At the end of the thirties the CEMSA privately developed an enhanced version of Mod. 35, proposed to the Italian armed forces and on the foreign market, the CEMSA 81 mm L.P. (Lunga Portata, or "long-range"). This piece, which faithfully modeled on the setting of the Mod. 35, differed especially for the presence of a cooling system of the barrel.

=== Use ===
When Italy entered World War II on June 10, 1940, the Royal Italian Army had roughly 2177 pieces Mod. 35. in service. According to Pariani, in each infantry division there must be a battalion of mortars with two mortars companies of 81mm type; another company was organic to each of the two regiments of infantry. After the armistice of Cassibile the Mod. 35 was also used by the National Republican Army of the Italian Social Republic and remained in service with the Italian Army until the sixties.

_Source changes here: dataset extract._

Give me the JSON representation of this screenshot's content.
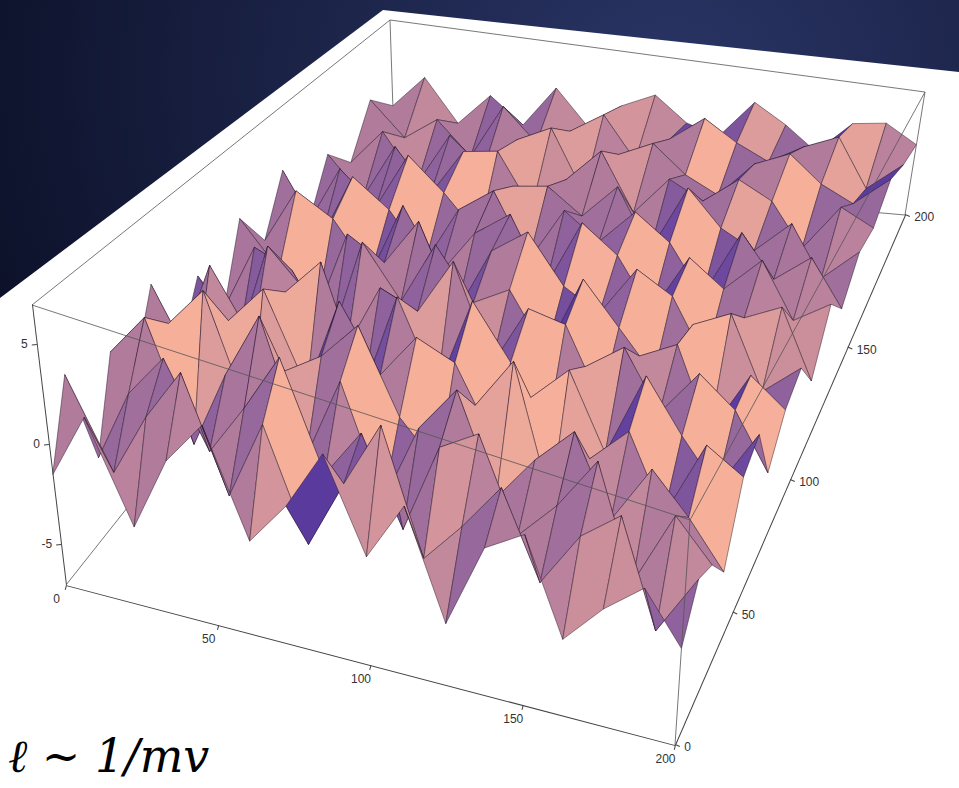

During the Winter War, as part of the Italian military aid to Finland (also including carbines Carcano Mod. 38) were ordained a hundred Mod. 35, called KRH 81/36-I; the "KRH" acronym is short for kranaatinheitin ("mortar") in Finnish; the letters "I" stands for italialainen ("Italian") and served to distinguish the piece of CEMSA from other derivatives French Brandt and his Polish and Hungarian products, all purchased by the Nordic country. During the Continuation War, the same Italian mortars ended up in the hands of the Wehrmacht, and was renamed 8.1 cm GrW 276 (i). They were joined by 200 mortars delivered in April 1944 by CEMSA to the Germans who occupied northern Italy.